Jaishankar: Shift towards multipolar world;developed economies still investment targets
Press Trust of India Mumbai There is a trend towards a more diverse, multipolar world but older, industrialised economies have not gone away and remain prime investment targets, External Affairs Minister S Jaishankar said on Sunday. Speaking at the silver jubilee celebrations of the Aditya Birla Group's Scholarships programme in Mumbai, Jaishankar said while a lot of countries are nervous about the US following the return of Donald Trump as President India is not one among them. "Yes, there is a shift. We are ourselves an example of the shift... if you look at our economic weight, you look at our economic ranking, you look at even Indian corporates, their reach, their presence, Indian professionals, which I spoke about.
So no question there is a rebalancing," Jaishankar said in response to a question on the reset in the global power dynamic that was playing out amid the shift in the balance of power from the west to the east. "And to my mind, it was inevitable," he said, adding, "because once these countries after the colonial period got their independence, they started making their own policy choices, then they were bound to grow." "The part which is not inevitable is that some grew faster, some grew slower, some grew better, and there the quality of governance and the quality of leadership came in. So, there is, in a sense, therefore, the constant and the variable. "There is a trend towards a more diverse, multipolar world. But there is also, you know, a period when countries really surge ahead.

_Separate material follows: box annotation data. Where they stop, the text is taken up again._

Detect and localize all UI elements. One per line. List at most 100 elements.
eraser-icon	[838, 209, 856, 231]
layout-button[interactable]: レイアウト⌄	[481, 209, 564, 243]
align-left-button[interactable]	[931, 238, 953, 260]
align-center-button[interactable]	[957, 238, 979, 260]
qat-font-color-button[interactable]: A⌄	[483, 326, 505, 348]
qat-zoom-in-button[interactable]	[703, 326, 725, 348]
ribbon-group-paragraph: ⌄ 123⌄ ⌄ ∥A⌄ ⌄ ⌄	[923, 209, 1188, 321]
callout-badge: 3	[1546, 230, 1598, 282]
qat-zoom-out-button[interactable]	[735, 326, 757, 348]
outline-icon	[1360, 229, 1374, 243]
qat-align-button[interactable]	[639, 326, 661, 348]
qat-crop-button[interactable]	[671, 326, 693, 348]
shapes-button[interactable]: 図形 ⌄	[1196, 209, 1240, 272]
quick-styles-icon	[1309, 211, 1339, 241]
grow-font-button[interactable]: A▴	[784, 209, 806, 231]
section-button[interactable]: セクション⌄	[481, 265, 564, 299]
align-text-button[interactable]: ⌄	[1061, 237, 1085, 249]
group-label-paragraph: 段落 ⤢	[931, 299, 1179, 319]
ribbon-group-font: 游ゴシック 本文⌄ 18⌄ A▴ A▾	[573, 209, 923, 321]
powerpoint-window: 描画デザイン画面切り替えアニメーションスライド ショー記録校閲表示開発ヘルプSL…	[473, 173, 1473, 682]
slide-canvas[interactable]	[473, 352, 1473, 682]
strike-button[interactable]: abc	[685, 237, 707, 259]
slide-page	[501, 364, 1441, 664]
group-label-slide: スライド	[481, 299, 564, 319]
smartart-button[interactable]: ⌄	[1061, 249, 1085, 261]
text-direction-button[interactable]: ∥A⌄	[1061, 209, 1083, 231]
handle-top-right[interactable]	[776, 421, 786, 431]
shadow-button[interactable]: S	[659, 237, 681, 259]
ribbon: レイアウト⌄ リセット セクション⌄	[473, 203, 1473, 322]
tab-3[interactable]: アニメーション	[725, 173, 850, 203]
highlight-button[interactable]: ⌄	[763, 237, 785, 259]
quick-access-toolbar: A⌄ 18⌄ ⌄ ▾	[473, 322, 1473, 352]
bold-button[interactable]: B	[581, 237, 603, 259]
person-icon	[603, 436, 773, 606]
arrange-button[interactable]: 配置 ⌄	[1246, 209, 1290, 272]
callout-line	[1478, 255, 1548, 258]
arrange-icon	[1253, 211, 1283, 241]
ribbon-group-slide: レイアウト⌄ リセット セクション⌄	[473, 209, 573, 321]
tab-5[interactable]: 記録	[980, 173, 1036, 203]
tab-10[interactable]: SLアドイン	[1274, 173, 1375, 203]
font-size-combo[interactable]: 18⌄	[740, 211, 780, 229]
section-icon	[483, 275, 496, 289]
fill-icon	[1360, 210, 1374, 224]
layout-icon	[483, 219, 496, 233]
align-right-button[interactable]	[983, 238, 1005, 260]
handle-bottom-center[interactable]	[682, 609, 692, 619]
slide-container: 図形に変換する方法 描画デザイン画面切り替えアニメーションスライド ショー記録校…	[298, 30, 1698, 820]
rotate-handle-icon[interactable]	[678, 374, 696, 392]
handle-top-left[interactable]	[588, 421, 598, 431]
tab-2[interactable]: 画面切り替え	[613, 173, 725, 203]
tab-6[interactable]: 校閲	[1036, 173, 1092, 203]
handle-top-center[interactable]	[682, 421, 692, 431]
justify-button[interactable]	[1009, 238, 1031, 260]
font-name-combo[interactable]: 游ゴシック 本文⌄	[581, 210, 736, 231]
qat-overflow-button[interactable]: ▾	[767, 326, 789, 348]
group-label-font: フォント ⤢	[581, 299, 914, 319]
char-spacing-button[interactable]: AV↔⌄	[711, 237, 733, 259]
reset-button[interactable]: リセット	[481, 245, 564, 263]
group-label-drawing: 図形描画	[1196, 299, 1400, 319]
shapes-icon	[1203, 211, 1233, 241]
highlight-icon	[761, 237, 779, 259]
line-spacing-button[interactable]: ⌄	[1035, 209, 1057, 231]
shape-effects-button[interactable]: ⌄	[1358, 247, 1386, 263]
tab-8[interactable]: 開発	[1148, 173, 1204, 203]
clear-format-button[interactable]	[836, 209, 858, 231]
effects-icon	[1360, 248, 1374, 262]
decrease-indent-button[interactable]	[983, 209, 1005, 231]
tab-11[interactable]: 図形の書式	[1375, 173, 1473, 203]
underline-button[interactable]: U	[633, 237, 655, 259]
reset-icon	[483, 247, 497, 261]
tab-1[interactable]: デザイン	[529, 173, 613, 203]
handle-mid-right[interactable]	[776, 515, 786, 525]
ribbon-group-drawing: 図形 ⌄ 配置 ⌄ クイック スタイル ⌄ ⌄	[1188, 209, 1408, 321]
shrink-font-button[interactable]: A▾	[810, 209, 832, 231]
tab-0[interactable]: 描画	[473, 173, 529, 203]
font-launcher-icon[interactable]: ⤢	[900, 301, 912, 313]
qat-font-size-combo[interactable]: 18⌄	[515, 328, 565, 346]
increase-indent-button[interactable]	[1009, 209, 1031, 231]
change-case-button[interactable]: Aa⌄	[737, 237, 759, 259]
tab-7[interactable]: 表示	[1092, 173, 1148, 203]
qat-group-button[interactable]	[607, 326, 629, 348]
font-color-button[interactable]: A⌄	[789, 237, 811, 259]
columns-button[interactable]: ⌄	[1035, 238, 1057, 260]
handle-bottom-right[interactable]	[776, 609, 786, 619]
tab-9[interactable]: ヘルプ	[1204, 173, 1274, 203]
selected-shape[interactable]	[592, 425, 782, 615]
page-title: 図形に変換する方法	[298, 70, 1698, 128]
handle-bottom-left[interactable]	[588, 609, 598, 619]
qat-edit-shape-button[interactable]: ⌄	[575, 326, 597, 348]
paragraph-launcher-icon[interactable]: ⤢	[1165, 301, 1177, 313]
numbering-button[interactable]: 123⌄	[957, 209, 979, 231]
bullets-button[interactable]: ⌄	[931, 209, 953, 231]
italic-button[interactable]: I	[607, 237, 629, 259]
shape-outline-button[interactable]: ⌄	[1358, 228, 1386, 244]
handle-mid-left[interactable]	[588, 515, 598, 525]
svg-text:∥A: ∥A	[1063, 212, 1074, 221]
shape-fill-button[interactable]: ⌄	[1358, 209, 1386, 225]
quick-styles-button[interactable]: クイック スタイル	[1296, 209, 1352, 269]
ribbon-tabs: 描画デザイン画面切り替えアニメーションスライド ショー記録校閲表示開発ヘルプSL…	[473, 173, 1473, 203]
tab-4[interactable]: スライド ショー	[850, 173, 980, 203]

I mean, it's like what happened in the corporate world as well." He, however, said the industrialised economies in the west cannot be ignored and remain prime investment targets. "But do remember one thing, the older, the western economies, the older industrialised economies, they have not gone away. They still count, they are still prime investment targets. They are big markets, strong technology centres, hubs for innovation. So let's recognise the shift, but let's not get carried away and kind of overstate it and distort our own understanding of the world," the minister said. Speaking on the India-US relationship and Trump's win, he said, "Prime Minister Narendra Modi was among the first three calls, I think, that President (elect) Trump took." India and Prime Minister Modi have built rapport with multiple presidents, he said. "For him (Modi) there's something natural in terms of how he forges those relationships" he added.